= Oklahoma Judicial Nominating Commission =

The Oklahoma Judicial Nominating Commission is the judicial nominating commission of the U.S. state of Oklahoma. It selects potential justices and judges for gubernatorial appointments for judges for state appellate courts.

==History==
At the adoption of the Oklahoma Constitution in 1907, the Governors had the power to appoint, with Senate approval, anyone they wanted to any position within the judicial system that required gubernatorial appointment. This power extended to District Judges, Judges of the Oklahoma Court of Criminal Appeals, as well Justices of the Oklahoma Supreme Court. However, during the 1960s, a growing desire to restrain the Governor's executive power allowed for the adoption of a new method of selecting the judges and justices of the state's highest courts.

On July 11, 1967, the Oklahoma Constitution was amended by State Question 447. 447 added Article 7B to the Constitution and created the Judicial Nominating Commission, originally consisting of 13 members. State Question 752 (adopted by the voters on November 2, 2010) amended the article by adding two additional members.

==Powers==
The new method mandated by Article 7B states that in the event of a vacancy, for whatever reason, within the Oklahoma Supreme Court, the Oklahoma Court of Criminal Appeals, or the Oklahoma Court of Civil Appeals, the Commission screens a list of applicants that desire that job. Next, the Commission selected three qualified nominees and presents the names to the Governor. The Governor may then appoint one of the nominees to position with further approval not necessary. If the Governor fails to appoint a nominee to the position within sixty days, the Chief Justice of Oklahoma may make the selection.

The Commission's power only extends to Oklahoma's appellate courts. It can not influence the other judicial candidates. However, should there be an unexpected vacancy within the District Courts, the Commission may provide the same service as it does for the higher courts.

The majority of Commission is "sufficient to decide any question", unless otherwise specified by the Constitution. The Commission has jurisdiction to determine whether the qualifications of nominees to hold a judicial position have been met and to determine the existence of vacancies on the Commission.

==Membership==
The commission currently consists of 13 members: six appointed by the governor, six selected by the Oklahoma Bar Association, and the thirteenth selected at large by the other twelve. Of the six gubernatorial appointees, each one must come from a different Congressional District (as those districts existed in Oklahoma in 1967) and none are allowed to be a licensed attorney in Oklahoma. The 13th member is selected by an eight-member majority, must not be a licensed attorney in Oklahoma or any state, but must be a resident of Oklahoma.
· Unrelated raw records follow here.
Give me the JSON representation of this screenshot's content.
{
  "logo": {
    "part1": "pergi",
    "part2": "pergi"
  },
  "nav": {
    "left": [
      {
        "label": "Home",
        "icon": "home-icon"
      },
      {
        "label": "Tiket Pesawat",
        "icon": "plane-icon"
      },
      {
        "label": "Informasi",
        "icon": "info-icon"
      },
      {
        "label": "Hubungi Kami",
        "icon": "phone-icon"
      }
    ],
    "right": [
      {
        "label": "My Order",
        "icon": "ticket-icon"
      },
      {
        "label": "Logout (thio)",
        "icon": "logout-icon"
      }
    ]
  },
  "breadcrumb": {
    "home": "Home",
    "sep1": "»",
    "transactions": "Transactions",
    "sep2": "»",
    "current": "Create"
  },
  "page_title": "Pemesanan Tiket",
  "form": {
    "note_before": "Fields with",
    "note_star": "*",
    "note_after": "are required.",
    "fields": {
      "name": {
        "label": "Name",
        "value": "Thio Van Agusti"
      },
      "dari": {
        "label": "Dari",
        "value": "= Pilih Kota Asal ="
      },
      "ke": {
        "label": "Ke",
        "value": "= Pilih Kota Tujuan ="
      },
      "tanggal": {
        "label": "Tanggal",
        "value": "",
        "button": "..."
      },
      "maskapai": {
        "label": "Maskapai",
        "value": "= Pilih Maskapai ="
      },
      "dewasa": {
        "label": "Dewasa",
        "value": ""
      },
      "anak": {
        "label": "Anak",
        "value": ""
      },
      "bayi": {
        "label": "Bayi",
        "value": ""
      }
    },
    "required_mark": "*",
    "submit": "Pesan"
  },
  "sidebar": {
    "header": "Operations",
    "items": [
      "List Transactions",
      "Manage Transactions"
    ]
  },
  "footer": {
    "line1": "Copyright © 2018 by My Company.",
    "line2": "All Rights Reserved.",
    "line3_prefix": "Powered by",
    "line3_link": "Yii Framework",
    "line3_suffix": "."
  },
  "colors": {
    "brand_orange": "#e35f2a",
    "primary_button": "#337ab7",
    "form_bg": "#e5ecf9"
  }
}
In the event that the commission can not reach a majority within thirty days, the governor may select the at-large member.

State Question 752 amended the Commission by adding two more at-large members. One member will be appointed by the Speaker of the Oklahoma House of Representatives while the other will be appointed by the President Pro Tempore of the Oklahoma Senate. The members may come from anywhere in Oklahoma and cannot be licensed attorneys.

Each member serves a staggered six-year term. No person is eligible to immediately succeed themselves.

===Chairmanship===
The Chairman of the Commission is selected by its own members to serve for a one-year term.

===Restrictions===
Of the members selected by the governor, no more than three may belong to the same political party. All commissioners serve without pay, but are compensated for travel expenses. No commissioner, while a member of the commission, is allowed to hold any other public office by election or appointment. They may not serve as any official within a political party and are not eligible for nomination to a judicial position by the Commission. This restriction applies as long as the commissioner is a part of the commission and for five years after their term is over.